9.) Muhalefet artık yıpranmış, eski ve kirlidir. Sözde liderleri ve örgütleri eskimiş, paslanmış ve kokuşmuştur. Halkın değil oyuna; sempatisine dahi haiz değildir. Halk, hatta kendi seçmenleri bile onları o koltuklarda görmek istememektedir.Onca seçim yenilgisine rağmen, en son 1 Kasım\’a rağmen hala ve alay edercesine koltuklarında oturmaları da ; halktan, siyasetten ve Türkiye gerçeklerinden ne denli uzak olduklarının göstergesidir.
10.) Önce yerel seçimlere yetişecek ve sonra 2019 seçimlerine hazırlanacak, MERKEZ (sağ ya da sol değil) tam da MERKEZ DE konumlu, yepyeni bir lider ve yepyeni örgüt kadroları ile oluşturulacak; eskiden o ya da bu partide siyaset yapmış hiç kimsenin dahil edilemeyeceği, kadın ve erkek eşit kurucu sayısına sahip, TÜRK, MÜSLÜMAN, İLERİCİ, ÇALIŞKAN, DÜRÜST ama en önemlisi SEMPATİK yani HALKTAN bir parti kurulmalıdır.

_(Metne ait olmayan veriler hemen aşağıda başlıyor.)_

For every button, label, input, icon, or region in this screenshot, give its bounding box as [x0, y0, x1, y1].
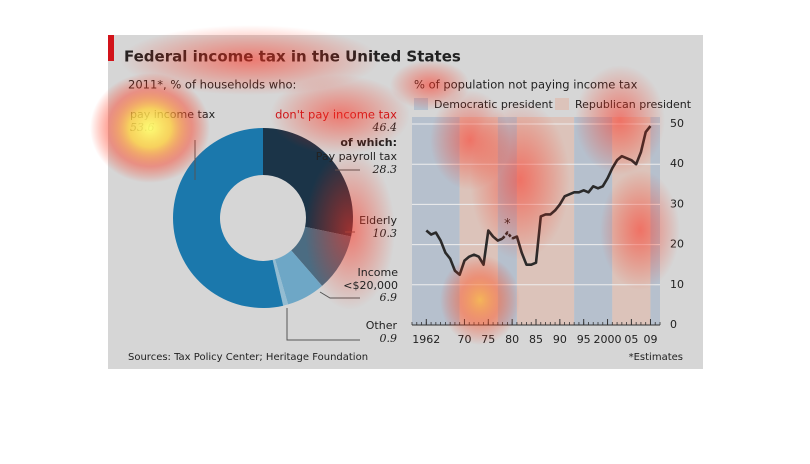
- line-chart: % of population not paying income tax Dem…: [411, 78, 692, 363]
- donut-value: 6.9: [380, 291, 398, 304]
- y-tick-label: 30: [670, 197, 684, 210]
- donut-value: 0.9: [380, 332, 398, 345]
- x-tick-label: 75: [481, 333, 495, 346]
- source: Sources: Tax Policy Center; Heritage Fou…: [128, 352, 368, 363]
- donut-label: Pay payroll tax: [316, 150, 398, 163]
- note: *Estimates: [629, 352, 683, 363]
- donut-value: 53.6: [130, 121, 155, 134]
- legend-label: Republican president: [575, 98, 692, 111]
- title: Federal income tax in the United States: [124, 48, 461, 66]
- donut-label: pay income tax: [130, 108, 216, 121]
- estimate-marker: *: [504, 217, 511, 232]
- president-band: [412, 117, 460, 325]
- donut-subtitle: 2011*, % of households who:: [128, 78, 296, 92]
- x-tick-label: 95: [577, 333, 591, 346]
- x-tick-label: 70: [457, 333, 471, 346]
- x-tick-label: 90: [553, 333, 567, 346]
- y-tick-label: 20: [670, 238, 684, 251]
- group-value: 46.4: [372, 121, 398, 134]
- y-tick-label: 40: [670, 157, 684, 170]
- x-tick-label: 09: [643, 333, 657, 346]
- legend-swatch: [555, 98, 569, 110]
- x-tick-label: 2000: [594, 333, 622, 346]
- legend-swatch: [414, 98, 428, 110]
- donut-label: Income <$20,000: [343, 266, 398, 292]
- donut-value: 28.3: [372, 163, 398, 176]
- group-sub: of which:: [340, 136, 397, 149]
- president-band: [516, 117, 575, 325]
- y-tick-label: 50: [670, 117, 684, 130]
- donut-label: Other: [366, 319, 398, 332]
- president-band: [574, 117, 613, 325]
- x-tick-label: 1962: [412, 333, 440, 346]
- group-label: don't pay income tax: [275, 108, 397, 122]
- red-tab: [108, 35, 114, 61]
- y-tick-label: 10: [670, 278, 684, 291]
- donut-segment: [272, 259, 289, 306]
- leader-line: [286, 308, 360, 341]
- legend-label: Democratic president: [434, 98, 553, 111]
- president-band: [650, 117, 660, 325]
- x-tick-label: 80: [505, 333, 519, 346]
- president-band: [459, 117, 498, 325]
- line-subtitle: % of population not paying income tax: [414, 78, 638, 92]
- president-band: [612, 117, 651, 325]
- y-tick-label: 0: [670, 318, 677, 331]
- donut-value: 10.3: [373, 227, 398, 240]
- donut-label: Elderly: [359, 214, 397, 227]
- x-tick-label: 05: [624, 333, 638, 346]
- x-tick-label: 85: [529, 333, 543, 346]
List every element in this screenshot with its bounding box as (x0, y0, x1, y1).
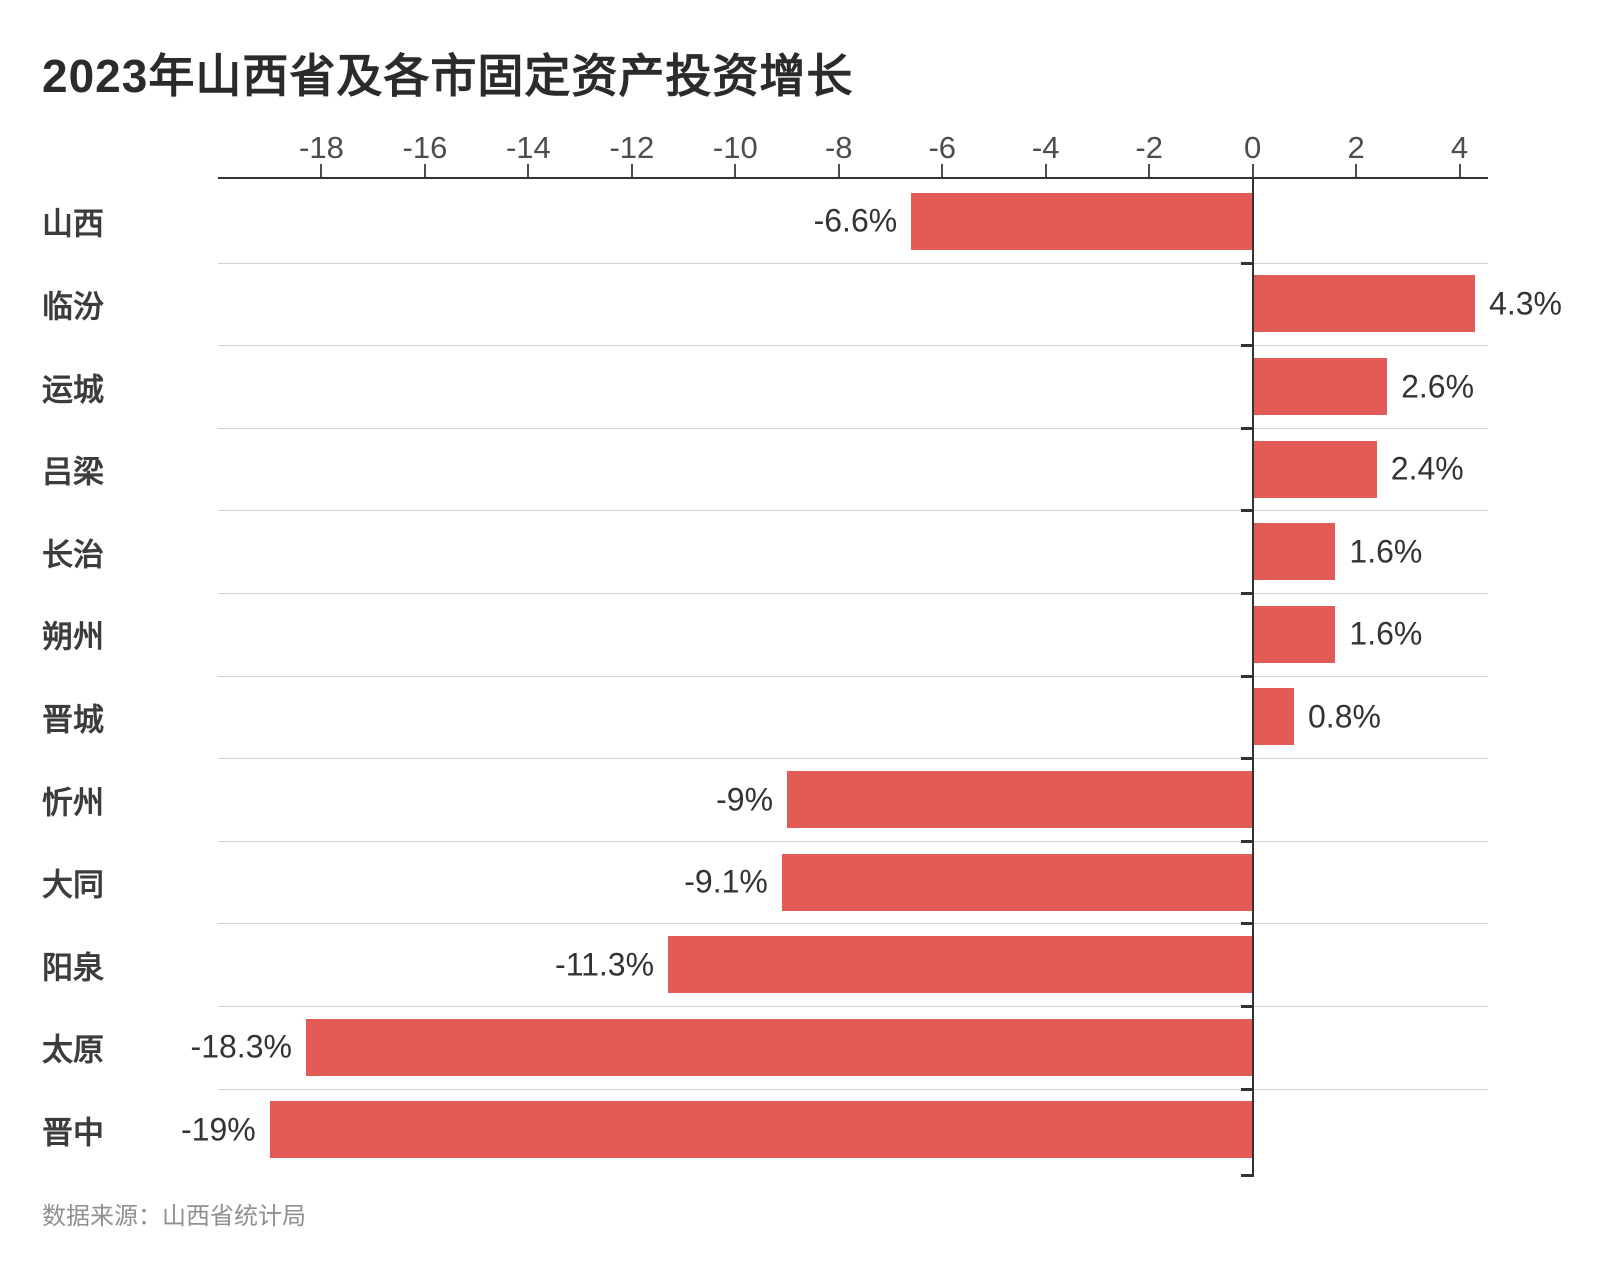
zero-axis-tick (1240, 426, 1252, 430)
zero-axis-tick (1240, 1174, 1252, 1178)
x-tick-mark (837, 164, 840, 177)
bar-value-label: 4.3% (1489, 285, 1562, 322)
x-tick-label: -12 (609, 130, 655, 165)
gridline (218, 510, 1488, 512)
bar-value-label: -9% (716, 781, 774, 817)
gridline (218, 262, 1488, 264)
bar (781, 853, 1253, 911)
bar (269, 1101, 1253, 1159)
zero-axis-tick (1240, 592, 1252, 595)
gridline (218, 1088, 1488, 1090)
x-tick-mark (1458, 164, 1461, 177)
x-tick-mark (1355, 164, 1358, 177)
x-tick-mark (1148, 164, 1151, 177)
gridline (218, 675, 1488, 677)
zero-axis-tick (1240, 922, 1252, 926)
bar-value-label: -11.3% (555, 946, 655, 983)
zero-axis-tick (1240, 1087, 1252, 1091)
gridline (218, 427, 1488, 429)
gridline (218, 345, 1488, 347)
x-tick-label: -4 (1031, 130, 1060, 165)
bar-value-label: 1.6% (1349, 615, 1423, 652)
row-label: 吕梁 (42, 454, 104, 490)
x-tick-label: 4 (1450, 130, 1469, 165)
bar-value-label: 2.6% (1401, 368, 1475, 404)
row-label: 朔州 (42, 619, 104, 655)
zero-axis-tick (1240, 839, 1252, 843)
row-label: 阳泉 (42, 950, 104, 986)
gridline (218, 1006, 1488, 1007)
x-axis-line (218, 177, 1488, 179)
bar-value-label: -9.1% (684, 863, 768, 900)
row-label: 山西 (42, 206, 104, 242)
x-tick-label: -16 (402, 130, 448, 165)
x-tick-mark (734, 164, 737, 177)
x-tick-label: -18 (299, 130, 344, 165)
bar (787, 771, 1253, 828)
bar (1252, 688, 1294, 746)
bar-value-label: -6.6% (813, 202, 898, 239)
bar-value-label: 2.4% (1390, 450, 1464, 487)
row-label: 大同 (42, 867, 104, 903)
bar-value-label: 0.8% (1308, 698, 1381, 735)
bar (1252, 605, 1336, 663)
bar (1252, 523, 1336, 581)
x-tick-label: -14 (505, 130, 551, 165)
gridline (218, 758, 1488, 760)
row-label: 太原 (42, 1032, 104, 1068)
bar (911, 192, 1253, 250)
x-tick-label: -10 (712, 130, 758, 165)
zero-axis-line (1251, 177, 1254, 1178)
zero-axis-tick (1240, 1005, 1252, 1008)
bar-value-label: -18.3% (190, 1028, 292, 1065)
bar (668, 936, 1253, 994)
bar (1252, 275, 1476, 333)
source-note: 数据来源：山西省统计局 (42, 1203, 306, 1230)
x-tick-label: -8 (824, 130, 853, 165)
x-tick-mark (1251, 164, 1254, 177)
gridline (218, 593, 1488, 594)
gridline (218, 840, 1488, 842)
x-tick-mark (320, 164, 323, 177)
x-tick-mark (630, 164, 633, 177)
bar (1252, 358, 1388, 415)
x-tick-mark (941, 164, 944, 177)
zero-axis-tick (1240, 509, 1252, 513)
row-label: 忻州 (42, 785, 104, 820)
x-tick-mark (1044, 164, 1047, 177)
zero-axis-tick (1240, 344, 1252, 348)
x-tick-label: 0 (1243, 130, 1262, 165)
bar-value-label: -19% (181, 1111, 256, 1148)
x-tick-mark (527, 164, 530, 177)
x-tick-label: -2 (1135, 130, 1163, 165)
x-tick-label: 2 (1347, 130, 1365, 165)
bar-value-label: 1.6% (1349, 533, 1423, 570)
x-tick-label: -6 (928, 130, 957, 165)
x-tick-mark (423, 164, 426, 177)
row-label: 临汾 (42, 289, 104, 325)
gridline (218, 923, 1488, 925)
zero-axis-tick (1240, 757, 1252, 761)
bar (1252, 440, 1377, 498)
row-label: 晋中 (42, 1115, 104, 1151)
zero-axis-tick (1240, 261, 1252, 265)
zero-axis-tick (1240, 674, 1252, 678)
page-title: 2023年山西省及各市固定资产投资增长 (42, 50, 854, 102)
row-label: 运城 (42, 372, 104, 407)
bar (305, 1018, 1253, 1076)
row-label: 长治 (42, 537, 104, 573)
row-label: 晋城 (42, 702, 104, 738)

11.) Bunun için de vazgeçebilecek, çalışabilecek, yorulmayacak, koltuk sevdasızı, halkın içinde yaşayacak ve ilk yerel seçimde belediye başkanı adaylarını, 2019 genel seçiminde ise Millet Vekili adaylarını; halkın içinden ve halka seçtirecek.Seçimi, mahalleden gerekirse sokaktan başlatacak 40 kişi YETERLİDİR.
SONUÇ
İLK İŞ olarak; özellikle sosyal medya üzerinden ÖTEKİLEŞTİRECEK tüm söylem ve paylaşımları hemen ve koşulsuz olarak terk etmeliyiz. Sonrada kendimize; yeni bir 40 kişi bulmak için yola çıkmalıyız.Aksi halde; hem yerel seçimler; hem de 2019 genel seçimlerinde; aydın ve eğitimli ve akıllı olduğunu düşünen bizler; yine ve yeniden ve bu kez daha da düşük oy oranları ile AYNI MEKTUBU okumak zorunda kalırız.